– Конечно, у меня все замечательно, – донеслось до Джини. – Ты слишком переживаешь, Джон. Это очень мило с твоей стороны, но не стоит так волноваться. Я принимаю это один раз в день в определенное время.
Скрывшись из поля зрения Джини, они остановились у двери. Она слышала, как Джон сказал что-то, понизив голос, и Мэри зашлась от смеха. Послышался звук открываемой двери, затем шаги Хоторна по ступеням.
– Джини, – позвала ее Мэри, – поди-ка сюда, ты должна это видеть. Ну разве они не прелесть! Посмотри…
Джини подошла к входной двери как раз в тот момент, когда Хоторн садился в ожидавший его черный лимузин. На заднем сиденье, рядом с огромной тушей охранника, спали двое мальчиков со светлыми, как у ангелочков, волосами. Хоторн помахал женщинам рукой, и лимузин тронулся. Джини и Мэри вернулись в кабинет. Мэри украдкой бросила на девушку торжествующий взгляд.
– Поздравляю, ты произвела впечатление.
– Действительно?
– Уж поверь мне. У тебя уши не горят?
– Нет, а что? Что он сказал?
– Неважно, но это можно считать комплиментом.
– Непонятно, почему. Я почти и рта не раскрывала.
– Значит, на него произвели впечатление не твои разговоры, а что-то другое, – мудро заметила Мэри, сопроводив свои слова игривым взглядом. Пройдя по комнате, она взяла новую книгу, подержала ее в руках и положила на место. – В общем, ты твердо обещаешь прийти в субботу? Скажи еще раз, что придешь, и я тебя выпровожу домой. Мне пора спать.
– Не ври. Тебе просто не терпится приняться за новую книжку.
– Ну ладно, – засмеялась Мэри, – сознаюсь. Но все равно подтверди, что придешь.
– Конечно, с удовольствием. Вот только…
– Что такое?
– Ты не станешь возражать, если я приду не одна? Сейчас в Лондоне находится мой друг из Франции и…
Мэри тут же утратила интерес к своей новой книге, и у Джини упало сердце. Она знала, что сейчас последует.
– Друг? – Мэри была плохой актрисой, и безразличный тон ей не удался. – Я его знаю?
– Нет, вряд ли.

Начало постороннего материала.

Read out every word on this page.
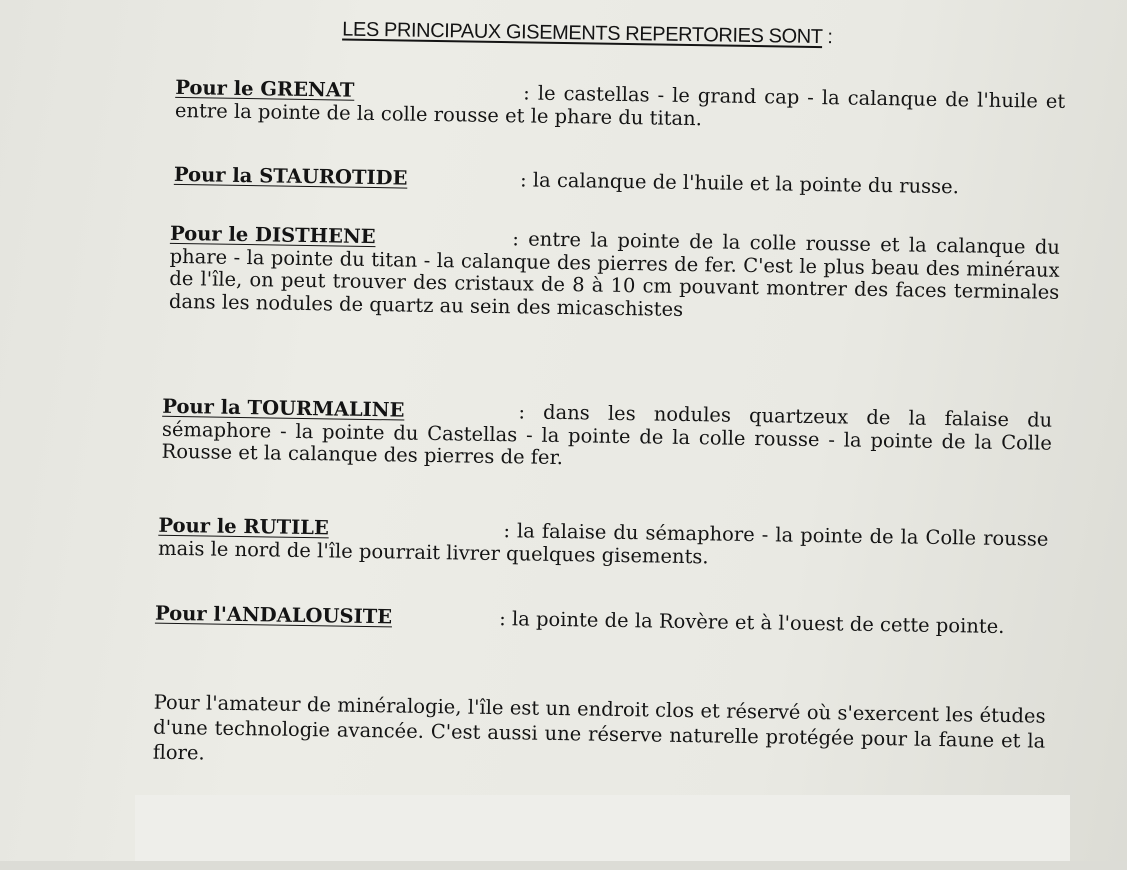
LES PRINCIPAUX GISEMENTS REPERTORIES SONT :
Pour le GRENAT	: le castellas - le grand cap - la calanque de l'huile et entre la pointe de la colle rousse et le phare du titan.
Pour la STAUROTIDE	: la calanque de l'huile et la pointe du russe.
Pour le DISTHENE	: entre la pointe de la colle rousse et la calanque du phare - la pointe du titan - la calanque des pierres de fer. C'est le plus beau des minéraux de l'île, on peut trouver des cristaux de 8 à 10 cm pouvant montrer des faces terminales dans les nodules de quartz au sein des micaschistes
Pour la TOURMALINE	: dans les nodules quartzeux de la falaise du sémaphore - la pointe du Castellas - la pointe de la colle rousse - la pointe de la Colle Rousse et la calanque des pierres de fer.
Pour le RUTILE	: la falaise du sémaphore - la pointe de la Colle rousse mais le nord de l'île pourrait livrer quelques gisements.
Pour l'ANDALOUSITE	: la pointe de la Rovère et à l'ouest de cette pointe.
Pour l'amateur de minéralogie, l'île est un endroit clos et réservé où s'exercent les études d'une technologie avancée. C'est aussi une réserve naturelle protégée pour la faune et la flore.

Его зовут Паскаль Ламартин.
– Ты давно с ним знакома?
Джини отвела глаза и задумалась. Она могла бы сознаться, что знает Паскаля уже двенадцать лет, она могла сказать, что знала его лишь три недели в Бейруте – и то, и другое было бы правдой.
– Нет, – ответила она, – не очень. Просто сейчас он работает на «Ньюс», вот и все…
– Холостяк?
– Мэри, пощади, умоляю! Да, вроде того. Разведен. Мэри обдумывала услышанное. Было почти слышно, как ворочаются мысли у нее в голове.
– Он журналист, милая? Наверное, редактор?
– Фотограф. Он был военным фотокорреспондентом, одним из самых лучших. Теперь он… Думаю, paparazzo будет самым подходящим словом. – Джини с радостью ухватилась за это определение. Самой ей не хотелось думать о Паскале в таких выражениях, но иногда и обидные слова могут оказаться полезными. Девушка полагала, что подобное определение отобьет у Мэри интерес к персоне Паскаля, однако через секунду с отчаянием поняла, что добилась прямо противоположного эффекта. Мэри издала радостный вопль, лицо ее просияло. Джини знала, что это значит, и боялась этого до смерти.
– Paparazzo! – воскликнула мачеха. – Не может быть! Это же потрясающе! Я всегда мечтала посмотреть на кого-нибудь из них. Эдакие отчаянные дьяволы. Рыскают там и сям на своих мотоциклах и носят черные очки даже по ночам. Как же назывался этот фильм?